Соколовская гитара до сих пор в ушах звенит…

или еще:

Мой костер в тумане светит,

Искры гаснут на лету.

Ночью нас никто не встретит,

Мы простимся на мосту…

При звуках музыки я не могла усидеть на месте и начинала кружиться, вальсируя быстро и ловко. Танцевать, как многие маленькие дети, особенно девочки, любила очень. Казалось, ноги сами начали вычерчивать «правый поворот» вальса, причем абсолютно правильно, хотя никто меня тогда этому специально не учил. А папа продолжал петь уже в другом ритме:

Ты Подгорна, ты Подгорна, широкая улица,

По тебе никто не ходит, ни петух, ни курица…

И я отплясывала «Русскую» лихо, безудержно и самозабвенно. По натуре я была тогда ребенком общительным и веселым. И смышленой была, как говорил папа. И петь любила, и стихи читать. Но лишь в домашней обстановке могла я так легко и свободно дать выход своей энергии и талантам, излить эмоции и детские чувства.

7. Тайна

А что же мама? Бурному веселью она не предавалась, хотя и совсем безучастной тоже не была. Она могла лишь негромко подпевать, тихо радуясь тому, что в ее доме все идет как надо. На людях мама была человеком сдержанным и немногословным. Никогда не сидела с соседками у подъезда на лавочке, не судачила. Малознакомые люди у нас в доме бывали редко, и чужих детей приводить к себе мне мама тогда не разрешала. О своем детстве почти ничего не рассказывала. За всем этим крылась какая-то тайна, в которую посвящен был, наверное, только папа. Разгадать эту тайну довелось мне лишь недавно, почти через 50 лет!

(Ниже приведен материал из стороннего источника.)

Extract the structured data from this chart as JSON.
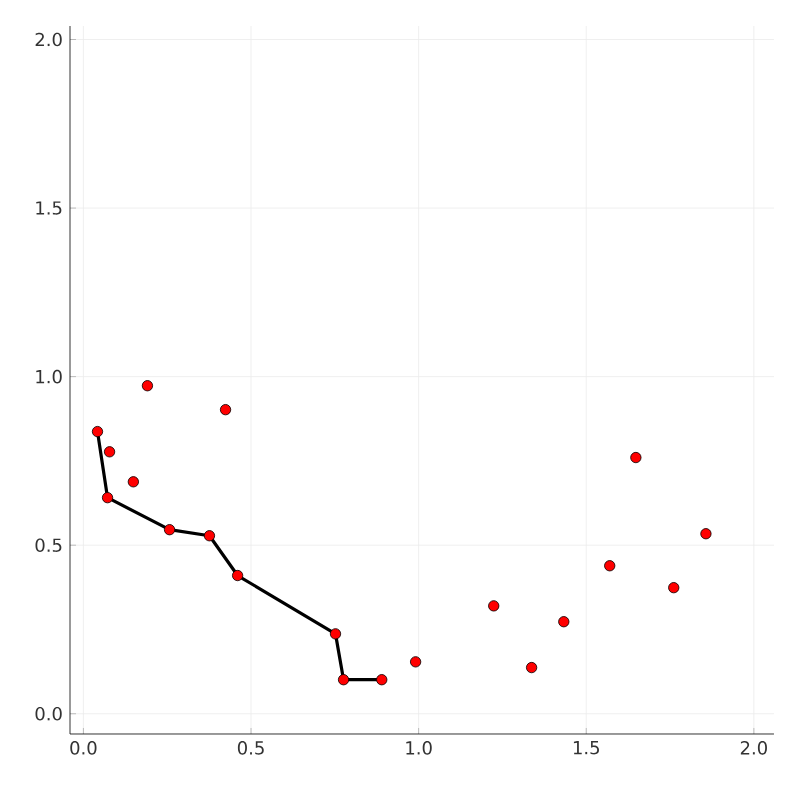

Здесь, уважаемый читатель, я должна нарушить хронологический порядок моего жизнеопи-сания и сделать некое отступление.

Человек – знамение времени, когда видны время, общество, характер, судьба, тип, сила, упорство, неуступчивость.

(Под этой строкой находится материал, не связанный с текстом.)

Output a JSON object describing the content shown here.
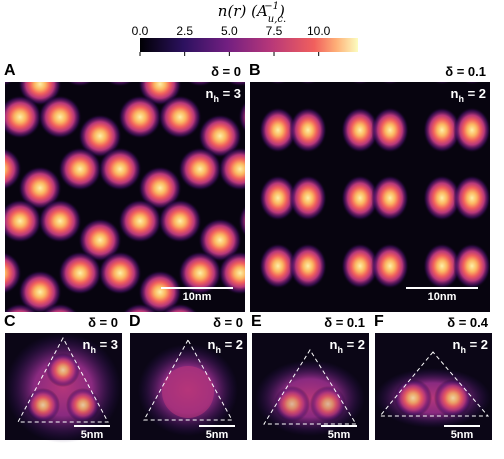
{
  "colorbar": {
    "title": {
      "main": "n(r) (A",
      "sup": "−1",
      "sub": "u,c.",
      "end": ")"
    },
    "range": [
      0,
      12.2
    ],
    "ticks": [
      {
        "value": 0,
        "label": "0.0"
      },
      2.5,
      {
        "value": 5,
        "label": "5.0"
      },
      7.5,
      {
        "value": 10,
        "label": "10.0"
      }
    ]
  },
  "panels": [
    {
      "label": "A",
      "delta": "δ = 0",
      "nh": {
        "symbol": "n",
        "sub": "h",
        "rest": " = 3"
      },
      "scale": "10nm"
    },
    {
      "label": "B",
      "delta": "δ = 0.1",
      "nh": {
        "symbol": "n",
        "sub": "h",
        "rest": " = 2"
      },
      "scale": "10nm"
    },
    {
      "label": "C",
      "delta": "δ = 0",
      "nh": {
        "symbol": "n",
        "sub": "h",
        "rest": " = 3"
      },
      "scale": "5nm"
    },
    {
      "label": "D",
      "delta": "δ = 0",
      "nh": {
        "symbol": "n",
        "sub": "h",
        "rest": " = 2"
      },
      "scale": "5nm"
    },
    {
      "label": "E",
      "delta": "δ = 0.1",
      "nh": {
        "symbol": "n",
        "sub": "h",
        "rest": " = 2"
      },
      "scale": "5nm"
    },
    {
      "label": "F",
      "delta": "δ = 0.4",
      "nh": {
        "symbol": "n",
        "sub": "h",
        "rest": " = 2"
      },
      "scale": "5nm"
    }
  ]
}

В нашей семье об этом никогда не говорили. Словно бы жило в подсознании родителей чувство, что все случившееся – дикая, непоправимая несправедливость, которую все-таки надо выдержать и пережить.

В 1997 году случилось мне, уехавшей из Хабаровска в 1983 году, вновь побывать в этом городе. Перебирая вещи и документы в квартире умерших родителей, я нашла официальное письмо, в котором говорилось, что моя мама, урожденная Гавриловская Валентина Григорьевна, родившаяся 30 сентября 1920 года в д. Ключи, Шатровского района Челябинской области, реабилитирована 22 марта 1993г. За день до ее смерти. Это означало, что с нее снято обвинение, о чем она так и не узнала. Обвинение – в чем? В том, что она была членом семьи кулака-выселенца Григория Гавриловского, раскулаченного и высланного вместе с семьей в 1933г. на Дальний Восток.